Suncorp Group (ASX: SUN) is a $16.5 billion Top 50 ASX listed company that provides banking, insurance, superannuation and funds management products and services to the retail, corporate and commercial sectors.

During the 2008 bear market Suncorp’s share price suffered far more than the major banks and the two other regional banks when it was down by 78% compared to the others ranging between 60% and 68%. But since the bottom of the 2008 bear market in March 2009 only one of the six other banks in Australia has outperformed SUN and that is CBA.

Flag Pattern at the half way mark

The weekly chart below dates back to early 2007 when SUN reached its all-time high. It is important to show this period to provide perspective of where Suncorp’s share price currently is relative to the decline that it suffered during the 2008 bear market.

The main area on the chart that I am interested in right now is the middle blue line which is the 50% retracement level, or half way mark, of the decline in 2008. Technically a 50% retracement is a key support and resistance area for price action. It took Suncorp’s share price four years from March 2009 to reach this level in April 2013 and has spent nearly a year oscillating above and below this $12.50 area.

Combine this situation with another technical pattern, the flag, and a fairly high probability opportunity may be presenting itself. The flag can be seen at the middle right side of the chart and is depicted by the two red declining parallel lines. A flag is a continuation pattern this putting the odds in favour of a price rise if Suncorp’s share price breaks out above the upper declining trend line.

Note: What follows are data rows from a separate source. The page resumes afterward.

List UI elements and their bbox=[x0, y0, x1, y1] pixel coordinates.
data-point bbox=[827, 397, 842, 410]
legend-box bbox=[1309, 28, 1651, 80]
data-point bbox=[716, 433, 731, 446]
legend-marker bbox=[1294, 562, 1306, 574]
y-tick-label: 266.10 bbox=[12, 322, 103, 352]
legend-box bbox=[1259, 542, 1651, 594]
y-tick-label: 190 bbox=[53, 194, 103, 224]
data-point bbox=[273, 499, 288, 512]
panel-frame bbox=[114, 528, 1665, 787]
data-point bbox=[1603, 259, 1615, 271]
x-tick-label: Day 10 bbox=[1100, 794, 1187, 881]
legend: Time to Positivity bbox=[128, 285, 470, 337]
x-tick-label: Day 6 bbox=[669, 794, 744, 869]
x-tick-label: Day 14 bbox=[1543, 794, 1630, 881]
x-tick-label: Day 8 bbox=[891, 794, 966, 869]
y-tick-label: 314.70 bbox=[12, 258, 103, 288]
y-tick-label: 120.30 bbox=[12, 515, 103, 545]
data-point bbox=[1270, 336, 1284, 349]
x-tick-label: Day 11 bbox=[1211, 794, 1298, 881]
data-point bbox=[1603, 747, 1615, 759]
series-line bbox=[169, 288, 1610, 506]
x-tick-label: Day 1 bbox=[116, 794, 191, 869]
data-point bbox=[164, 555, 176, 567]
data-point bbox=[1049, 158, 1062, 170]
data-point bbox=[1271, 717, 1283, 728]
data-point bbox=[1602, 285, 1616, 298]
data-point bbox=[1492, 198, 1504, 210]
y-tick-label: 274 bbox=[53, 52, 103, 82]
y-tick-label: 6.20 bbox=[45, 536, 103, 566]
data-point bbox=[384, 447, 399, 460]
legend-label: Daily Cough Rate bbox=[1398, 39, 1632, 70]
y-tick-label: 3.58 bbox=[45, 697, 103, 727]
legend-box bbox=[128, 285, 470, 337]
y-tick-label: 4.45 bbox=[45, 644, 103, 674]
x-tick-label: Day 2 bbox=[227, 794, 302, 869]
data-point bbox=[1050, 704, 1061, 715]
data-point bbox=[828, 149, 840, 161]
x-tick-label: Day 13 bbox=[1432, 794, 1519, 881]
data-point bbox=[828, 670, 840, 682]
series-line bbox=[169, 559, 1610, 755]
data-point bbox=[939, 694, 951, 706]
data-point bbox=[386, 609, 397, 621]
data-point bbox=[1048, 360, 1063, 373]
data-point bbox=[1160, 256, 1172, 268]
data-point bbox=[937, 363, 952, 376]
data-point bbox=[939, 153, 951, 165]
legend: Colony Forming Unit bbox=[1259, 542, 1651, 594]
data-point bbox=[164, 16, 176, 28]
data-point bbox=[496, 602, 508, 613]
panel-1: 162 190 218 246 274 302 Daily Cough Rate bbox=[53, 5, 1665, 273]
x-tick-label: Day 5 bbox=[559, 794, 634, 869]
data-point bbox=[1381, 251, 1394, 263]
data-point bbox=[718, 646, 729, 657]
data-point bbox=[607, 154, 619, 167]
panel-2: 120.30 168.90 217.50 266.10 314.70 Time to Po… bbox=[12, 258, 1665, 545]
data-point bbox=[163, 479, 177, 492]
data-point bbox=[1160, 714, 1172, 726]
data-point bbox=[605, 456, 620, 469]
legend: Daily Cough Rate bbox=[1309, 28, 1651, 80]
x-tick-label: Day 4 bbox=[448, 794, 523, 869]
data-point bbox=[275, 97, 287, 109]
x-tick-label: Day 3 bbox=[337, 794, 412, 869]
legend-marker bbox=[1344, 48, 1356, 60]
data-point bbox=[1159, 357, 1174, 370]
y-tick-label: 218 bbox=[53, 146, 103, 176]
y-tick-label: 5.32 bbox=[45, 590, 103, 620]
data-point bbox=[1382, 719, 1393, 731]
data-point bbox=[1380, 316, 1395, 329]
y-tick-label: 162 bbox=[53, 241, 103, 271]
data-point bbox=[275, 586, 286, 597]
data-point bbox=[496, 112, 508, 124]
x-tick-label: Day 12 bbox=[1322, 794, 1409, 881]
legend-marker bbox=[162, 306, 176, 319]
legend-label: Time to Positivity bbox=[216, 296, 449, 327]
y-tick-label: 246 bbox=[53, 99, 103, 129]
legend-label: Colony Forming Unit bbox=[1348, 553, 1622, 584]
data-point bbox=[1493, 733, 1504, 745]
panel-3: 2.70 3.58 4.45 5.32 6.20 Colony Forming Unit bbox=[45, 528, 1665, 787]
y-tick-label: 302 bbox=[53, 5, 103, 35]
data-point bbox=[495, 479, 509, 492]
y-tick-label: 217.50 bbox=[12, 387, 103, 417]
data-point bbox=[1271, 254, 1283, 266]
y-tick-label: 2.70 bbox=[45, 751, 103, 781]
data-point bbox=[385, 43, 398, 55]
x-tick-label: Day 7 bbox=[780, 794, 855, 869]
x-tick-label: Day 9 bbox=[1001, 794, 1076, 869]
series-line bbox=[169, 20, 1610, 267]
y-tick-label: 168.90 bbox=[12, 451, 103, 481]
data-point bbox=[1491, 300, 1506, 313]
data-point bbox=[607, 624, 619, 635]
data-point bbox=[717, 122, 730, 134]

The breakout out of the flag pattern occurred on 21 March and Suncorp is still trading above the declining trend line.

From here Suncorp could continue to rise to challenge its recent high of $13.67 reached on 25 November. But before that occurs one should expect a short-term retracement to retest the 50% retracement zone at around $12.50 and to meet the declining upper trend line.

If SUN is set to rise then support should be found at the levels mentioned above and from there Suncorp’s price should rise above its recent high and onto its first target around the $14.40 area, which is the 61.8% retracement zone, the upper blue line on the chart.

On the downside, one’s risk should always be managed and the downside protected. A stop loss must always be placed to limit loss in the event that an unforeseen event occurs that affects price negatively. A prudent place to set a stop loss would be just below the recent low of $12.24 on 26 February. A wider stop could be set below the previous low of $11.82 reached on 5 February to allow a trend to develop.